Why it matters: The White House’s shift from laissez-faire to pre-release scrutiny of AI models reflects a dawning reality that AI models have become powerful enough to pose immediate risks to national security. Requiring AI developers to test advanced models prior to public availability could give the government advance warning of potential issues and motivate AI developers to manage them proactively. It would also enable the government to decide which models are fit for wider distribution, and which must be withheld or altered (for reasons that may not be transparent). AI companies aren’t yet required to submit new models for government testing, and those who have agreed to do so have agreed voluntarily. However, officials are considering an executive order that would make such testing mandatory.

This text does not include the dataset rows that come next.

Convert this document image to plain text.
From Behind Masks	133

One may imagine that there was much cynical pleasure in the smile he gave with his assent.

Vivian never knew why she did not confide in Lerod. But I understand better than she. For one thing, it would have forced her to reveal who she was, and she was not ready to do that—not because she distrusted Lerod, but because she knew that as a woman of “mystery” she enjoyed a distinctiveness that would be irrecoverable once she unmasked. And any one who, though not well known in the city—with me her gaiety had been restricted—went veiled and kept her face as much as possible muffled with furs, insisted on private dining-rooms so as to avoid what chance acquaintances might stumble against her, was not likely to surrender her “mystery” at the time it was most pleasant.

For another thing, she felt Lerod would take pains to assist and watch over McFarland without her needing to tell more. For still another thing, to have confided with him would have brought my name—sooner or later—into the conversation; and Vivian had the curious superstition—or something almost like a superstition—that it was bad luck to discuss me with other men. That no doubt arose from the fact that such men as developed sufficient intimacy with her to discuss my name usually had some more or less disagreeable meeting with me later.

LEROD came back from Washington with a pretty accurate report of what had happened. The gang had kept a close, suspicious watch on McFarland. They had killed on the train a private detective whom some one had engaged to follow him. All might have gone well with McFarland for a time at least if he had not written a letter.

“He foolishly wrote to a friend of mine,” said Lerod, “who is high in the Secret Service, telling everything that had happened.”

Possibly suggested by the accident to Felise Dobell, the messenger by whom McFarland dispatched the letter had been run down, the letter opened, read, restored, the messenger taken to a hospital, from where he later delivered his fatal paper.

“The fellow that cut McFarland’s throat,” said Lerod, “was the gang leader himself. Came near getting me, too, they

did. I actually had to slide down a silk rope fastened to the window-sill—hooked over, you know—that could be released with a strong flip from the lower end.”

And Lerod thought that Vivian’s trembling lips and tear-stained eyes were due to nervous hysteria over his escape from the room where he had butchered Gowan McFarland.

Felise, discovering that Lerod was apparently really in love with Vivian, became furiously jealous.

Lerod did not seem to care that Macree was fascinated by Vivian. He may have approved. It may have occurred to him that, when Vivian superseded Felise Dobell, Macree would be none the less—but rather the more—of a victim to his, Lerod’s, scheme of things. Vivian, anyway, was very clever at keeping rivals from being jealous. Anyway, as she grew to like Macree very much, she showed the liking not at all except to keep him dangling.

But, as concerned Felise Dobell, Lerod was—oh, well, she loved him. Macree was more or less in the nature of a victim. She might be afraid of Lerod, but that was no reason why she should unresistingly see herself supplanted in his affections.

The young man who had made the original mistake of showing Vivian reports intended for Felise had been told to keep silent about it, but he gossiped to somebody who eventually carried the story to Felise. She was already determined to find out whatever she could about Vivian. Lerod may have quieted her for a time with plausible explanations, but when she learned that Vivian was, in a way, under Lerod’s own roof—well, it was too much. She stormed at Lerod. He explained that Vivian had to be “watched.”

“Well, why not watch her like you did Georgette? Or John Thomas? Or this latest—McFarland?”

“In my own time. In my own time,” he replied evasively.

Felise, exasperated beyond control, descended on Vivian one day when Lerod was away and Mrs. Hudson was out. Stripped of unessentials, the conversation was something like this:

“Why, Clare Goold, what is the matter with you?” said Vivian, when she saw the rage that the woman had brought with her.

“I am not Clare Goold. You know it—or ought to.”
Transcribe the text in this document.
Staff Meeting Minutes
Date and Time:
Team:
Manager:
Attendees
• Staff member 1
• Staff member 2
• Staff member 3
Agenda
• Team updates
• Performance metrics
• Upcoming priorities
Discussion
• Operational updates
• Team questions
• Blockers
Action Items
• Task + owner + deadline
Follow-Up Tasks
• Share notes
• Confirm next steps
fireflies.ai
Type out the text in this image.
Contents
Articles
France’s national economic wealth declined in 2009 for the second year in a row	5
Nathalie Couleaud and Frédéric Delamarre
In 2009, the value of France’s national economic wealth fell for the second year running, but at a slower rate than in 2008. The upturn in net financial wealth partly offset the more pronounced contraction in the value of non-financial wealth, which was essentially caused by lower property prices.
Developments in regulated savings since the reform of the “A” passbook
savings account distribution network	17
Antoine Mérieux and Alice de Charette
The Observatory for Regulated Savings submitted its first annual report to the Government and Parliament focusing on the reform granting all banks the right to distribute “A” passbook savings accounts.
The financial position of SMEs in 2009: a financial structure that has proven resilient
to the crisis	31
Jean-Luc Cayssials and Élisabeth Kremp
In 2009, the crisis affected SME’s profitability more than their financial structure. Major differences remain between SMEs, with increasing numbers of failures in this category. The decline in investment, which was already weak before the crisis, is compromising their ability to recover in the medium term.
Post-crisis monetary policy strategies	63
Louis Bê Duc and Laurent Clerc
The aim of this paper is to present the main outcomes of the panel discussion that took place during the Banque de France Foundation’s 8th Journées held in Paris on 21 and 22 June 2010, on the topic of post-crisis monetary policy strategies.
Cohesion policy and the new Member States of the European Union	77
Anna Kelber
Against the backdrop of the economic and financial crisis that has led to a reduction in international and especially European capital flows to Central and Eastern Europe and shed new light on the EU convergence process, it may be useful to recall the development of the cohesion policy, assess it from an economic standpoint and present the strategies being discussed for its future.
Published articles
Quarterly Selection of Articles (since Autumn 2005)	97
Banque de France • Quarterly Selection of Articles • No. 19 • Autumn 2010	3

We’re thinking: A standardized battery of benchmark tests, applied comprehensively and according to consistent procedures, would be beneficial to the AI industry, but we think the right way to come up with these tests would be via the free market, rather than be imposed by government. Further, requiring government tests ahead of release would slow down U.S. developers, putting them at a competitive disadvantage relative to their peers in other countries, and potentially help them thwart open-source competitors through regulatory capture.